Obama’s message of change is indeed attractive to young voters who have been waiting for their generation’s Freedom Rides. But a concerted effort to tap into the countless youth activists who have been organizing since 2004 would give Obama a solid base and not simply the loose confederate of individuals that he has now–and that will fall apart after the election.

Politically organized bodies of youth do exist. The Hip Hop Congress has over 80 chapters around the country and the League of Young Voters daily organizes youth in states like Wisconsin, New Hampshire, Pennsylvania and Nevada. These organizations reach young people where they are and prior to this election season, were already making electoral politics sexy for them.

By default–and for now–Barack Obama‘s campaign has been the beneficiary of these groups’ grassroots efforts.

Over the last two months, I’ve been traveling across the country with youth organizers on a 10-city townhall meeting tour, discussing what young people should expect to get out of participating in the upcoming election.

During our visits to places like Boston, Hartford, San Francisco, San Luis Obispo, Fairfield and Bethlehem, I conducted informal polls of well-known and respected twenty-and-thirty-something activists. I made an intriguing discovery.

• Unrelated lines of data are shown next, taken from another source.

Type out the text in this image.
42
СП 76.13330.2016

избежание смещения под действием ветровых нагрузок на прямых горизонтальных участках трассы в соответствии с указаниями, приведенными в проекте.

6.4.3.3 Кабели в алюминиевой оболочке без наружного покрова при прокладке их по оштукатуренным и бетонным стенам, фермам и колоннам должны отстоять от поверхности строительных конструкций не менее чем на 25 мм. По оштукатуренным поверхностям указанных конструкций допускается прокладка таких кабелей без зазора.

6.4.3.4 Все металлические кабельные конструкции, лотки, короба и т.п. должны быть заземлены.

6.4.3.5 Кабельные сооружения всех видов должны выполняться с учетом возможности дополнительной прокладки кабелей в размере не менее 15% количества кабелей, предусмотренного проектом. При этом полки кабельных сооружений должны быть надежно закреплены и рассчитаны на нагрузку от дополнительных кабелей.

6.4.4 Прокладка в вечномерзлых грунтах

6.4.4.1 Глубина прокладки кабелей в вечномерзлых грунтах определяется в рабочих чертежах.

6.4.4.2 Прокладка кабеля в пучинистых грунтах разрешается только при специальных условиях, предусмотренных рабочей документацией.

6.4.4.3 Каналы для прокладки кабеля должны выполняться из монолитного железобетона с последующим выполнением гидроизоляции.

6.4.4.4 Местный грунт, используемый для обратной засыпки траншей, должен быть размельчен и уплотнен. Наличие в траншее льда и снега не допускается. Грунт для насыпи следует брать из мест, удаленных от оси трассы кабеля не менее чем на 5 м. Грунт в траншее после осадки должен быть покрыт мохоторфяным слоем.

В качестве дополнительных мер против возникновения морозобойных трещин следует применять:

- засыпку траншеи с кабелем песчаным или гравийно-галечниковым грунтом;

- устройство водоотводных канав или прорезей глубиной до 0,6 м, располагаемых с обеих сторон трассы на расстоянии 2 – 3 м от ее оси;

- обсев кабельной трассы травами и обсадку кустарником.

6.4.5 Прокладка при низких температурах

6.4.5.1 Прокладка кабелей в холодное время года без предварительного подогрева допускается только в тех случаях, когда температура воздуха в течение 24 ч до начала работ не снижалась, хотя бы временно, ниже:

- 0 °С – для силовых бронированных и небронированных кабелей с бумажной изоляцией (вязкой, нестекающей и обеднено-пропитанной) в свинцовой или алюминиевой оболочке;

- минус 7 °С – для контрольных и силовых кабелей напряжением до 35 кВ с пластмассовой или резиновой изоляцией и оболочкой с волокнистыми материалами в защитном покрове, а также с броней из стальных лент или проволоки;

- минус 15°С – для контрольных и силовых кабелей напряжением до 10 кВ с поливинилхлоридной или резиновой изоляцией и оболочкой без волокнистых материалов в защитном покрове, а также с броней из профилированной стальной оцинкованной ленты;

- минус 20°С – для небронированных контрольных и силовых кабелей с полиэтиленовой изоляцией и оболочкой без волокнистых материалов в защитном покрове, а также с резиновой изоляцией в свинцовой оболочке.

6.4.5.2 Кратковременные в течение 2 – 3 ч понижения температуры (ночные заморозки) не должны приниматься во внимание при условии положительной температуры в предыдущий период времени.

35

Of those organization’s leaders with the most significant national following, guess how many Team Obama had contacted? None.

It’s a mistake for Obama to cruise on the assumption that young voters will neither cross over to Hillary Clinton nor Republicans.

Obama’s opposition would be wise to consider the following.

• Put a firm offer on the table for young voters that you can realistically deliver (be it reduced student loan debt, working class jobs, sharing the burden of the Iraq war, or a strategy to lower gas prices).

• Tap young leaders with a following for significant decision-making positions in your campaign and beyond.

• Start an ongoing dialogue that will last through the election and that builds an accountable relationship between the White House and youth.

A substantive move in any of these directions will yield what Clinton and John McCain have been praying for: the occasion to finally see the fear of impending defeat in Obama’s eyes.